Até agora, França evita o pior

A derrota das tradicionais forças políticas de direita, hoje representada pelo partido Republicanos, e de esquerda, pelo Partido Socialista, que dominaram o cenário desde os anos 1970, abre caminho para mudanças que apenas começam a se delinear

O Estado de S.Paulo

25 Abril 2017 | 03h07

A passagem dos candidatos Emmanuel Macron (23,86%), do movimento centrista Em Marcha, e de Marine Le Pen (21,43%), da Frente Nacional, de extrema direita, para o segundo turno da eleição presidencial na França, marcada para 7 de maio, causou alívio na União Europeia (UE) e no mercado financeiro. O temor era de que, como quatro candidatos tinham possibilidade de se habilitar para a fase seguinte, a disputa ficasse entre Le Pen e Jean-Luc Mélenchon, da extrema esquerda.

Os programas de ambos eram vistos com preocupação pela grande maioria dos economistas por serem capazes de acentuar a crise por que passa o país, com inevitável reflexo em seus parceiros europeus, e também pelas suas propostas de rever a permanência na UE. Le Pen propõe a saída da organização, medida que, caso seja eleita, submeterá a um plebiscito, tal como foi feito no Reino Unido. Mélenchon, por sua vez, desejava renegociar a adesão da França à UE em termos que na prática poderiam levar a um mesmo resultado.

Agora, há a possibilidade de evitar esse quadro, pois Macron – que defende políticas liberais e o fortalecimento da UE – sai bem na frente na disputa, com 62% das intenções de voto contra 38% de Le Pen, segundo pesquisas feitas tão logo se confirmou a passagem de ambos para o segundo turno. Além disso, o candidato da direita tradicional, François Fillon, e o socialista Benoît Hamon se colocaram imediatamente a favor de Macron, deixando suas divergências de lado para barrar o caminho à extrema direita, vista como um perigo tanto para a economia e o futuro da UE como para as instituições nacionais.

À parte esses temores, e evitado o que se considerava o pior cenário da disputa entre dois extremos, prevalece a constatação de uma considerável mudança na política francesa. Mesmo que Le Pen perca a eleição – e os próprios partidários de Macron alertam que isto está longe de ser coisa certa –, nunca a Frente Nacional foi tão longe.

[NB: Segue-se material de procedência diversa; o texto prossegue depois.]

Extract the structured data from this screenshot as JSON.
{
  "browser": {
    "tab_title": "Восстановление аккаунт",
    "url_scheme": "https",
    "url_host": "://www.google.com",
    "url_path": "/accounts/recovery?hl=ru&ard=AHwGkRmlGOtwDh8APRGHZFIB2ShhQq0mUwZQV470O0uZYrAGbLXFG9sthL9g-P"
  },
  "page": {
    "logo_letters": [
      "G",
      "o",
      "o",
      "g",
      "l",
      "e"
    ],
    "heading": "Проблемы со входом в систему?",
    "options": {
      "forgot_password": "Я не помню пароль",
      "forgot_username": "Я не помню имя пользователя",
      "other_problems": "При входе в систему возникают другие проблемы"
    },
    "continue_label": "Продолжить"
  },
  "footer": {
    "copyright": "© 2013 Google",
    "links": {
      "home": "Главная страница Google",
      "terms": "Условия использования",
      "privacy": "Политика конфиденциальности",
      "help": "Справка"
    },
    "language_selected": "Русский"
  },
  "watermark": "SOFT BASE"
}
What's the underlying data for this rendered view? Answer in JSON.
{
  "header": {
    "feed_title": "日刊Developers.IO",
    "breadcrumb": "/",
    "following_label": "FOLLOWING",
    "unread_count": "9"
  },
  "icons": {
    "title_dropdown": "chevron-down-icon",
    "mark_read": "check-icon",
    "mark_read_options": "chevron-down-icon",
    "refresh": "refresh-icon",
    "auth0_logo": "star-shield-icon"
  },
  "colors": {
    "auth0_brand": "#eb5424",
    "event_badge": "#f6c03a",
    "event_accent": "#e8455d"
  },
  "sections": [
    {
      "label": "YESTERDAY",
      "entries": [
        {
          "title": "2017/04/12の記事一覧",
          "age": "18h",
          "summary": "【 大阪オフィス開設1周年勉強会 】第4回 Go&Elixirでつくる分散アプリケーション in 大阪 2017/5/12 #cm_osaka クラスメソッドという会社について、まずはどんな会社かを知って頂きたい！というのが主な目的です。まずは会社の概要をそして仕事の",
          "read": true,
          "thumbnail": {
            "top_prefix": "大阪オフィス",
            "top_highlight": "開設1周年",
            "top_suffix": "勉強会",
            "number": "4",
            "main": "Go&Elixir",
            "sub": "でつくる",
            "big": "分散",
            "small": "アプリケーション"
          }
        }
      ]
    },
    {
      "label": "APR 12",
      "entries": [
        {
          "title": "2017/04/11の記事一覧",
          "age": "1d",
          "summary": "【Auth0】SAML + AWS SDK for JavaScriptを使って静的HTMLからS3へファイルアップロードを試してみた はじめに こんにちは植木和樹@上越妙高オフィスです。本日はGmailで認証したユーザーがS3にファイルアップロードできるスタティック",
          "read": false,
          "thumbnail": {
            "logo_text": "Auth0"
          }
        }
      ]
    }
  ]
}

Ela é hoje um dado incontornável da política francesa e da UE, tendo em vista o avanço da extrema direita em vários países.

A derrota das tradicionais forças políticas de direita, hoje representada pelo partido Republicanos, e de esquerda, pelo Partido Socialista, que dominaram o cenário desde os anos 1970, abre caminho para mudanças que apenas começam a se delinear. A crise da representação dos velhos partidos, presente em vários países – a própria eleição de Donald Trump, mesmo consideradas as peculiaridades dos Estados Unidos, pode ser inserida nesse quadro –, atingiu em cheio a França.

Macron, praticamente um estreante na política, que nunca ocupou cargo eletivo, de 39 anos, ex-ministro da Economia do presidente François Hollande, conseguiu em apenas um ano chegar com vantagem ao segundo turno de uma eleição presidencial. O Partido Socialista, que Macron abandonou em abril de 2016 para criar seu movimento, só obteve 6,35% dos votos para seu candidato, Benoît Hamon. A direita tradicional de François Fillon (19,94%) ficou quase empatada com a extrema esquerda do movimento França Insubmissa, de Jean-Luc Mélenchon (19,62%), criado em fevereiro de 2016, embora seu líder seja um veterano, dissidente do Partido Socialista.

Dentro desse quadro, qualquer que seja o novo presidente, eleito em 7 de maio, terá dificuldade de aplicar seu programa. Tanto um como outro terão de convocar eleições legislativas para tentar formar maioria no Parlamento. E até agora o que parece mais provável é que os partidos tradicionais, mesmo abalados, conseguirão eleger bancadas fortes o suficiente para se tornarem indispensáveis à formação de maioria para governar.

A França já teve experiências de presidentes obrigados a “coabitar”, segundo o jargão de sua política, com um primeiro-ministro de partido diferente, que tem maioria no Parlamento. Este não é o melhor caminho para reerguer a economia do país e reduzir o desemprego na casa dos 10%, responsável pela baixíssima aprovação de Hollande e a derrota acachapante do Partido Socialista.